袖青一句话,就叫原本脑子还十分昏沉的敬姝一下子清醒过来。

她抬手按了按额角,问了句:“什么时辰了?”

一出声,她自己先吓了一跳!

这嗓子哑成什么样了?

陆瓒那个狗男人!

敬姝正暗自咬牙切齿着,便听袖青语气担忧地道:“娘娘,已经快到辰时末了。”

便是临近早上九点。

“娘娘,昨日您已侍寝,怕是不能再继续称病不给皇后娘娘请安吧?否则,皇后娘娘恐会觉着您对她不敬呢……”

袖青苦口婆心。

还没待她说完,便忽闻自家娘娘突然语气飘忽地道了一句:

“袖青,你说,本宫为何要给圣上睡?”

“啊?娘娘?”

这话说的……袖青以为自己听错了!

这还能为什么?

必得是为了在这后宫站稳脚跟,往后无人敢欺啊!

不过娘娘怎能这么说出口!

若是给圣上听见了……

“没错,就是这样。”

敬姝像是在自言自语,这么说了一句,就又美滋滋地躺了回去,“继续给皇后娘娘告假,就说本宫身体不适,需要再静养几日,放心,皇后娘娘宅心仁厚,不会与我计较的。
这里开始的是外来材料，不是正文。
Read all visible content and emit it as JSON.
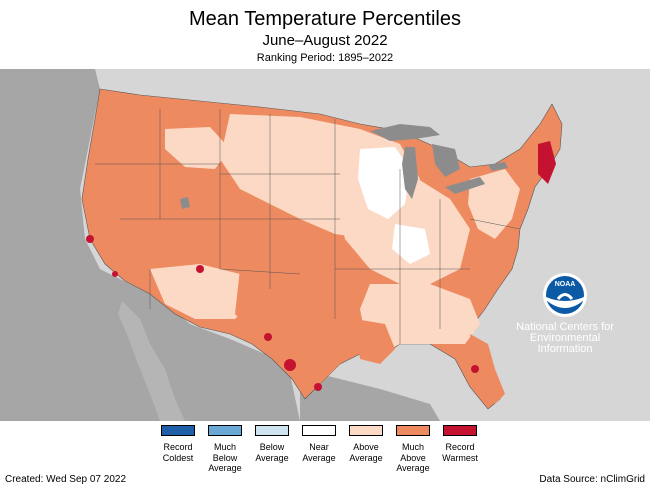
{
  "header": {
    "title": "Mean Temperature Percentiles",
    "subtitle": "June–August 2022",
    "period": "Ranking Period: 1895–2022"
  },
  "colors": {
    "land_outside": "#a6a6a6",
    "ocean": "#d6d6d6",
    "lakes": "#8c8c8c",
    "record_coldest": "#1f5fa8",
    "much_below_average": "#6aa8d6",
    "below_average": "#cfe3f1",
    "near_average": "#ffffff",
    "above_average": "#fcd9c5",
    "much_above_average": "#ee8a60",
    "record_warmest": "#c41230"
  },
  "legend": {
    "items": [
      {
        "label": "Record\nColdest",
        "color": "#1f5fa8"
      },
      {
        "label": "Much\nBelow\nAverage",
        "color": "#6aa8d6"
      },
      {
        "label": "Below\nAverage",
        "color": "#cfe3f1"
      },
      {
        "label": "Near\nAverage",
        "color": "#ffffff"
      },
      {
        "label": "Above\nAverage",
        "color": "#fcd9c5"
      },
      {
        "label": "Much\nAbove\nAverage",
        "color": "#ee8a60"
      },
      {
        "label": "Record\nWarmest",
        "color": "#c41230"
      }
    ]
  },
  "logo": {
    "icon": "noaa-logo-icon",
    "text": "NOAA",
    "lines": [
      "National Centers for",
      "Environmental",
      "Information"
    ]
  },
  "footer": {
    "created": "Created: Wed Sep 07 2022",
    "source": "Data Source: nClimGrid"
  }
}
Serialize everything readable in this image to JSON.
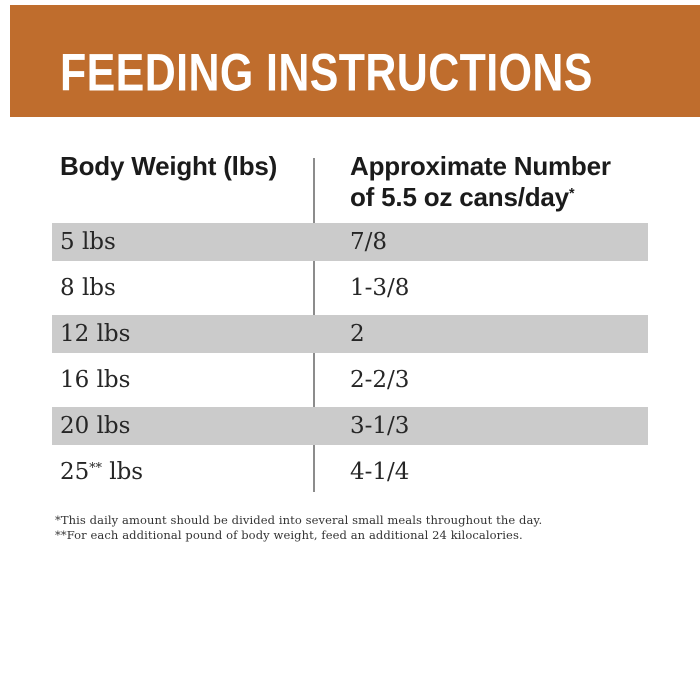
{
  "banner": {
    "title": "FEEDING INSTRUCTIONS"
  },
  "table": {
    "header": {
      "col1": "Body Weight (lbs)",
      "col2_line1": "Approximate Number",
      "col2_line2": "of 5.5 oz cans/day",
      "col2_footnote_marker": "*"
    },
    "rows": [
      {
        "weight": "5 lbs",
        "weight_marker": "",
        "weight_suffix": "",
        "cans": "7/8",
        "shaded": true
      },
      {
        "weight": "8 lbs",
        "weight_marker": "",
        "weight_suffix": "",
        "cans": "1-3/8",
        "shaded": false
      },
      {
        "weight": "12 lbs",
        "weight_marker": "",
        "weight_suffix": "",
        "cans": "2",
        "shaded": true
      },
      {
        "weight": "16 lbs",
        "weight_marker": "",
        "weight_suffix": "",
        "cans": "2-2/3",
        "shaded": false
      },
      {
        "weight": "20 lbs",
        "weight_marker": "",
        "weight_suffix": "",
        "cans": "3-1/3",
        "shaded": true
      },
      {
        "weight": "25",
        "weight_marker": "**",
        "weight_suffix": " lbs",
        "cans": "4-1/4",
        "shaded": false
      }
    ]
  },
  "footnotes": [
    "*This daily amount should be divided into several small meals throughout the day.",
    "**For each additional pound of body weight, feed an additional 24 kilocalories."
  ],
  "colors": {
    "accent_orange": "#BF6D2D",
    "row_gray": "#CBCBCB",
    "divider_gray": "#8C8C8C",
    "text_dark": "#1B1B1B",
    "text_body": "#262626",
    "footnote_color": "#333333"
  }
}
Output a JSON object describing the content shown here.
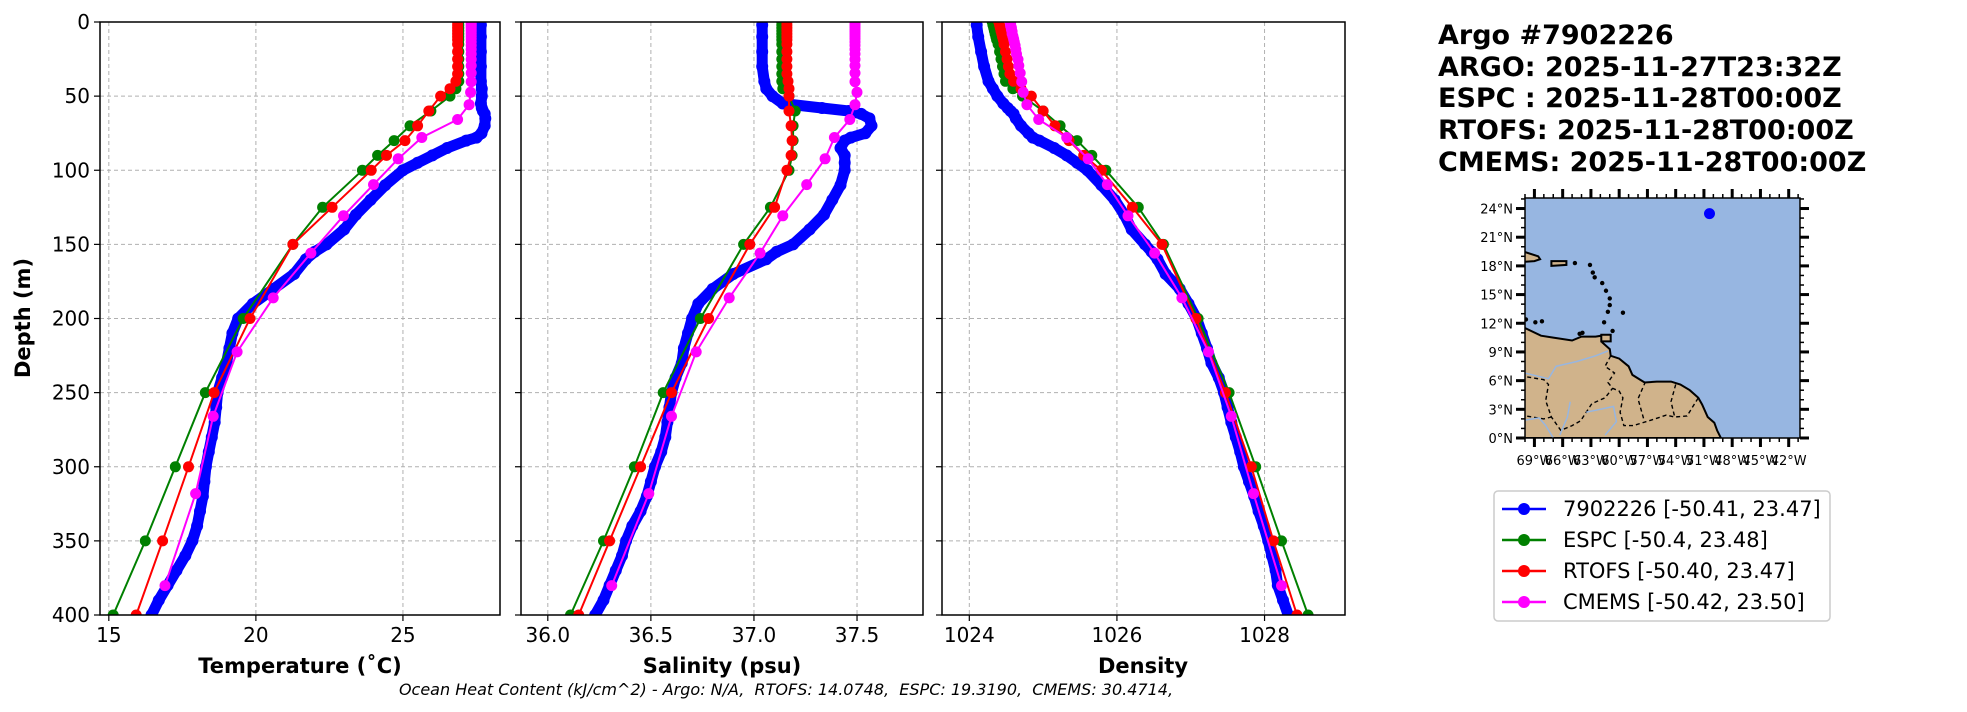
{
  "title_lines": [
    "Argo #7902226",
    "ARGO: 2025-11-27T23:32Z",
    "ESPC : 2025-11-28T00:00Z",
    "RTOFS: 2025-11-28T00:00Z",
    "CMEMS: 2025-11-28T00:00Z"
  ],
  "caption": "Ocean Heat Content (kJ/cm^2) - Argo: N/A,  RTOFS: 14.0748,  ESPC: 19.3190,  CMEMS: 30.4714,",
  "legend": [
    {
      "label": "7902226 [-50.41, 23.47]",
      "color": "#0000ff"
    },
    {
      "label": "ESPC [-50.4, 23.48]",
      "color": "#008000"
    },
    {
      "label": "RTOFS [-50.40, 23.47]",
      "color": "#ff0000"
    },
    {
      "label": "CMEMS [-50.42, 23.50]",
      "color": "#ff00ff"
    }
  ],
  "map": {
    "lon_range": [
      -70,
      -40.8
    ],
    "lat_range": [
      0,
      25.1
    ],
    "lon_ticks": [
      -69,
      -66,
      -63,
      -60,
      -57,
      -54,
      -51,
      -48,
      -45,
      -42
    ],
    "lon_tick_labels": [
      "69°W",
      "66°W",
      "63°W",
      "60°W",
      "57°W",
      "54°W",
      "51°W",
      "48°W",
      "45°W",
      "42°W"
    ],
    "lat_ticks": [
      0,
      3,
      6,
      9,
      12,
      15,
      18,
      21,
      24
    ],
    "lat_tick_labels": [
      "0°N",
      "3°N",
      "6°N",
      "9°N",
      "12°N",
      "15°N",
      "18°N",
      "21°N",
      "24°N"
    ],
    "float_position": {
      "lon": -50.41,
      "lat": 23.47
    },
    "ocean_color": "#97b6e1",
    "land_color": "#d0b38b"
  },
  "chart_data": [
    {
      "type": "line",
      "xlabel": "Temperature (˚C)",
      "ylabel": "Depth (m)",
      "xlim": [
        14.7,
        28.3
      ],
      "ylim": [
        400,
        0
      ],
      "xticks": [
        15,
        20,
        25
      ],
      "xtick_labels": [
        "15",
        "20",
        "25"
      ],
      "yticks": [
        0,
        50,
        100,
        150,
        200,
        250,
        300,
        350,
        400
      ],
      "ytick_labels": [
        "0",
        "50",
        "100",
        "150",
        "200",
        "250",
        "300",
        "350",
        "400"
      ],
      "grid": true,
      "series": [
        {
          "name": "7902226",
          "color": "#0000ff",
          "depth": [
            2,
            10,
            20,
            30,
            40,
            45,
            50,
            55,
            58,
            60,
            62,
            65,
            70,
            75,
            78,
            80,
            85,
            90,
            95,
            100,
            110,
            120,
            130,
            140,
            150,
            155,
            160,
            170,
            180,
            190,
            200,
            210,
            220,
            230,
            240,
            250,
            260,
            270,
            280,
            290,
            300,
            310,
            320,
            330,
            340,
            350,
            360,
            370,
            380,
            390,
            400
          ],
          "values": [
            27.65,
            27.65,
            27.65,
            27.65,
            27.65,
            27.68,
            27.68,
            27.65,
            27.68,
            27.72,
            27.78,
            27.8,
            27.78,
            27.67,
            27.5,
            27.15,
            26.5,
            26.0,
            25.5,
            25.0,
            24.4,
            23.9,
            23.4,
            23.0,
            22.4,
            22.0,
            21.7,
            21.3,
            20.6,
            19.9,
            19.4,
            19.2,
            19.1,
            19.0,
            18.85,
            18.7,
            18.65,
            18.6,
            18.5,
            18.4,
            18.3,
            18.25,
            18.2,
            18.1,
            18.0,
            17.84,
            17.6,
            17.3,
            17.0,
            16.7,
            16.45
          ]
        },
        {
          "name": "ESPC",
          "color": "#008000",
          "depth": [
            0,
            2,
            4,
            6,
            8,
            10,
            12,
            15,
            20,
            25,
            30,
            35,
            40,
            45,
            50,
            60,
            70,
            80,
            90,
            100,
            125,
            150,
            200,
            250,
            300,
            350,
            400
          ],
          "values": [
            26.9,
            26.9,
            26.9,
            26.9,
            26.9,
            26.9,
            26.9,
            26.9,
            26.9,
            26.9,
            26.9,
            26.9,
            26.9,
            26.8,
            26.6,
            25.95,
            25.24,
            24.7,
            24.14,
            23.62,
            22.27,
            21.26,
            19.57,
            18.28,
            17.26,
            16.24,
            15.15
          ]
        },
        {
          "name": "RTOFS",
          "color": "#ff0000",
          "depth": [
            0,
            2,
            4,
            6,
            8,
            10,
            12,
            15,
            20,
            25,
            30,
            35,
            40,
            45,
            50,
            60,
            70,
            80,
            90,
            100,
            125,
            150,
            200,
            250,
            300,
            350,
            400
          ],
          "values": [
            26.86,
            26.86,
            26.86,
            26.86,
            26.86,
            26.86,
            26.86,
            26.86,
            26.86,
            26.86,
            26.86,
            26.86,
            26.8,
            26.6,
            26.28,
            25.88,
            25.5,
            25.07,
            24.44,
            23.92,
            22.59,
            21.26,
            19.8,
            18.58,
            17.71,
            16.83,
            15.93
          ]
        },
        {
          "name": "CMEMS",
          "color": "#ff00ff",
          "depth": [
            0.5,
            1.5,
            2.6,
            3.8,
            5.1,
            6.4,
            7.9,
            9.6,
            11.4,
            13.5,
            15.8,
            18.5,
            21.6,
            25.2,
            29.4,
            34.4,
            40.3,
            47.4,
            55.8,
            65.8,
            77.9,
            92.3,
            109.7,
            130.7,
            155.9,
            186.1,
            222.5,
            266.0,
            318.1,
            380.2
          ],
          "values": [
            27.32,
            27.32,
            27.32,
            27.32,
            27.32,
            27.32,
            27.32,
            27.32,
            27.32,
            27.32,
            27.32,
            27.32,
            27.32,
            27.32,
            27.32,
            27.32,
            27.32,
            27.3,
            27.25,
            26.86,
            25.64,
            24.84,
            24.0,
            22.98,
            21.87,
            20.59,
            19.36,
            18.55,
            17.95,
            16.91
          ]
        }
      ]
    },
    {
      "type": "line",
      "xlabel": "Salinity (psu)",
      "ylabel": "",
      "xlim": [
        35.87,
        37.82
      ],
      "ylim": [
        400,
        0
      ],
      "xticks": [
        36.0,
        36.5,
        37.0,
        37.5
      ],
      "xtick_labels": [
        "36.0",
        "36.5",
        "37.0",
        "37.5"
      ],
      "yticks": [
        0,
        50,
        100,
        150,
        200,
        250,
        300,
        350,
        400
      ],
      "ytick_labels": [],
      "grid": true,
      "series": [
        {
          "name": "7902226",
          "color": "#0000ff",
          "depth": [
            2,
            10,
            20,
            30,
            40,
            45,
            50,
            55,
            58,
            60,
            62,
            65,
            70,
            75,
            78,
            80,
            85,
            90,
            95,
            100,
            110,
            120,
            130,
            140,
            150,
            155,
            160,
            170,
            180,
            190,
            200,
            210,
            220,
            230,
            240,
            250,
            260,
            270,
            280,
            290,
            300,
            310,
            320,
            330,
            340,
            350,
            360,
            370,
            380,
            390,
            400
          ],
          "values": [
            37.04,
            37.04,
            37.04,
            37.04,
            37.05,
            37.06,
            37.09,
            37.14,
            37.33,
            37.46,
            37.52,
            37.56,
            37.57,
            37.54,
            37.47,
            37.44,
            37.42,
            37.44,
            37.44,
            37.44,
            37.42,
            37.38,
            37.34,
            37.27,
            37.19,
            37.11,
            37.06,
            36.9,
            36.8,
            36.73,
            36.7,
            36.68,
            36.66,
            36.65,
            36.62,
            36.6,
            36.59,
            36.58,
            36.57,
            36.55,
            36.52,
            36.5,
            36.48,
            36.45,
            36.41,
            36.38,
            36.36,
            36.33,
            36.3,
            36.27,
            36.23
          ]
        },
        {
          "name": "ESPC",
          "color": "#008000",
          "depth": [
            0,
            2,
            4,
            6,
            8,
            10,
            12,
            15,
            20,
            25,
            30,
            35,
            40,
            45,
            50,
            60,
            70,
            80,
            90,
            100,
            125,
            150,
            200,
            250,
            300,
            350,
            400
          ],
          "values": [
            37.135,
            37.135,
            37.135,
            37.135,
            37.135,
            37.135,
            37.135,
            37.135,
            37.135,
            37.135,
            37.135,
            37.135,
            37.135,
            37.14,
            37.17,
            37.2,
            37.19,
            37.19,
            37.185,
            37.17,
            37.08,
            36.95,
            36.74,
            36.56,
            36.42,
            36.27,
            36.11
          ]
        },
        {
          "name": "RTOFS",
          "color": "#ff0000",
          "depth": [
            0,
            2,
            4,
            6,
            8,
            10,
            12,
            15,
            20,
            25,
            30,
            35,
            40,
            45,
            50,
            60,
            70,
            80,
            90,
            100,
            125,
            150,
            200,
            250,
            300,
            350,
            400
          ],
          "values": [
            37.16,
            37.16,
            37.16,
            37.16,
            37.16,
            37.16,
            37.16,
            37.16,
            37.16,
            37.16,
            37.16,
            37.16,
            37.165,
            37.17,
            37.17,
            37.17,
            37.18,
            37.185,
            37.18,
            37.16,
            37.1,
            36.98,
            36.78,
            36.6,
            36.45,
            36.3,
            36.15
          ]
        },
        {
          "name": "CMEMS",
          "color": "#ff00ff",
          "depth": [
            0.5,
            1.5,
            2.6,
            3.8,
            5.1,
            6.4,
            7.9,
            9.6,
            11.4,
            13.5,
            15.8,
            18.5,
            21.6,
            25.2,
            29.4,
            34.4,
            40.3,
            47.4,
            55.8,
            65.8,
            77.9,
            92.3,
            109.7,
            130.7,
            155.9,
            186.1,
            222.5,
            266.0,
            318.1,
            380.2
          ],
          "values": [
            37.49,
            37.49,
            37.49,
            37.49,
            37.49,
            37.49,
            37.49,
            37.49,
            37.49,
            37.49,
            37.49,
            37.49,
            37.49,
            37.49,
            37.49,
            37.49,
            37.49,
            37.5,
            37.49,
            37.465,
            37.39,
            37.345,
            37.256,
            37.14,
            37.03,
            36.88,
            36.72,
            36.6,
            36.49,
            36.31
          ]
        }
      ]
    },
    {
      "type": "line",
      "xlabel": "Density",
      "ylabel": "",
      "xlim": [
        1023.63,
        1029.09
      ],
      "ylim": [
        400,
        0
      ],
      "xticks": [
        1024,
        1026,
        1028
      ],
      "xtick_labels": [
        "1024",
        "1026",
        "1028"
      ],
      "yticks": [
        0,
        50,
        100,
        150,
        200,
        250,
        300,
        350,
        400
      ],
      "ytick_labels": [],
      "grid": true,
      "series": [
        {
          "name": "7902226",
          "color": "#0000ff",
          "depth": [
            2,
            10,
            20,
            30,
            40,
            45,
            50,
            55,
            58,
            60,
            62,
            65,
            70,
            75,
            78,
            80,
            85,
            90,
            95,
            100,
            110,
            120,
            130,
            140,
            150,
            155,
            160,
            170,
            180,
            190,
            200,
            210,
            220,
            230,
            240,
            250,
            260,
            270,
            280,
            290,
            300,
            310,
            320,
            330,
            340,
            350,
            360,
            370,
            380,
            390,
            400
          ],
          "values": [
            1024.1,
            1024.12,
            1024.16,
            1024.2,
            1024.26,
            1024.32,
            1024.38,
            1024.46,
            1024.52,
            1024.56,
            1024.6,
            1024.63,
            1024.7,
            1024.8,
            1024.86,
            1024.95,
            1025.15,
            1025.32,
            1025.46,
            1025.6,
            1025.79,
            1025.97,
            1026.1,
            1026.2,
            1026.38,
            1026.47,
            1026.55,
            1026.66,
            1026.85,
            1026.97,
            1027.08,
            1027.15,
            1027.22,
            1027.28,
            1027.38,
            1027.45,
            1027.5,
            1027.55,
            1027.61,
            1027.67,
            1027.72,
            1027.79,
            1027.86,
            1027.92,
            1027.99,
            1028.05,
            1028.1,
            1028.15,
            1028.18,
            1028.25,
            1028.32
          ]
        },
        {
          "name": "ESPC",
          "color": "#008000",
          "depth": [
            0,
            2,
            4,
            6,
            8,
            10,
            12,
            15,
            20,
            25,
            30,
            35,
            40,
            45,
            50,
            60,
            70,
            80,
            90,
            100,
            125,
            150,
            200,
            250,
            300,
            350,
            400
          ],
          "values": [
            1024.31,
            1024.32,
            1024.33,
            1024.34,
            1024.35,
            1024.36,
            1024.37,
            1024.39,
            1024.41,
            1024.43,
            1024.45,
            1024.47,
            1024.49,
            1024.59,
            1024.72,
            1025.0,
            1025.23,
            1025.46,
            1025.66,
            1025.85,
            1026.29,
            1026.63,
            1027.1,
            1027.52,
            1027.88,
            1028.23,
            1028.59
          ]
        },
        {
          "name": "RTOFS",
          "color": "#ff0000",
          "depth": [
            0,
            2,
            4,
            6,
            8,
            10,
            12,
            15,
            20,
            25,
            30,
            35,
            40,
            45,
            50,
            60,
            70,
            80,
            90,
            100,
            125,
            150,
            200,
            250,
            300,
            350,
            400
          ],
          "values": [
            1024.4,
            1024.41,
            1024.42,
            1024.43,
            1024.44,
            1024.45,
            1024.46,
            1024.47,
            1024.49,
            1024.51,
            1024.53,
            1024.55,
            1024.6,
            1024.7,
            1024.84,
            1025.0,
            1025.16,
            1025.35,
            1025.55,
            1025.79,
            1026.21,
            1026.61,
            1027.07,
            1027.47,
            1027.82,
            1028.12,
            1028.44
          ]
        },
        {
          "name": "CMEMS",
          "color": "#ff00ff",
          "depth": [
            0.5,
            1.5,
            2.6,
            3.8,
            5.1,
            6.4,
            7.9,
            9.6,
            11.4,
            13.5,
            15.8,
            18.5,
            21.6,
            25.2,
            29.4,
            34.4,
            40.3,
            47.4,
            55.8,
            65.8,
            77.9,
            92.3,
            109.7,
            130.7,
            155.9,
            186.1,
            222.5,
            266.0,
            318.1,
            380.2
          ],
          "values": [
            1024.56,
            1024.56,
            1024.56,
            1024.57,
            1024.57,
            1024.58,
            1024.58,
            1024.59,
            1024.6,
            1024.61,
            1024.62,
            1024.63,
            1024.64,
            1024.66,
            1024.67,
            1024.69,
            1024.71,
            1024.73,
            1024.78,
            1024.94,
            1025.32,
            1025.61,
            1025.87,
            1026.15,
            1026.51,
            1026.88,
            1027.24,
            1027.55,
            1027.85,
            1028.23
          ]
        }
      ]
    }
  ]
}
”

说完,她就闭上眼睛,又睡了过去。

袖青见此,急得恨不得把自家娘娘摇醒!

可看着她眼底的一片黑青,想起昨夜殿内发出那般羞人又令人害怕的声音,以及她身上大片青青紫紫的痕迹,袖青到底没忍心,给她掖了掖被角,便出去叫陈笑找皇后告假去了。

坤宁宫里。

陈笑前脚一走,后头妃嫔们便都脸色各异,纷纷往上首去看皇后的表情。

然而,皇后却和平时没什么两样,仍旧挂着宽和大度的浅笑,活像一尊慈悲为怀的活菩萨,叫妃嫔们顿觉没劲。

但还是有妃嫔忍不住挑事。

徐良娣便第一个道:“这敬嫔也太不把皇后娘娘放在眼里了!

“以前在东宫时,倒是装得乖巧,没想到自从成了圣上的救命恩人,就一直借着各种由头称病不来给皇后娘娘请安,从前是真的伤了、病了,倒也算是有理由。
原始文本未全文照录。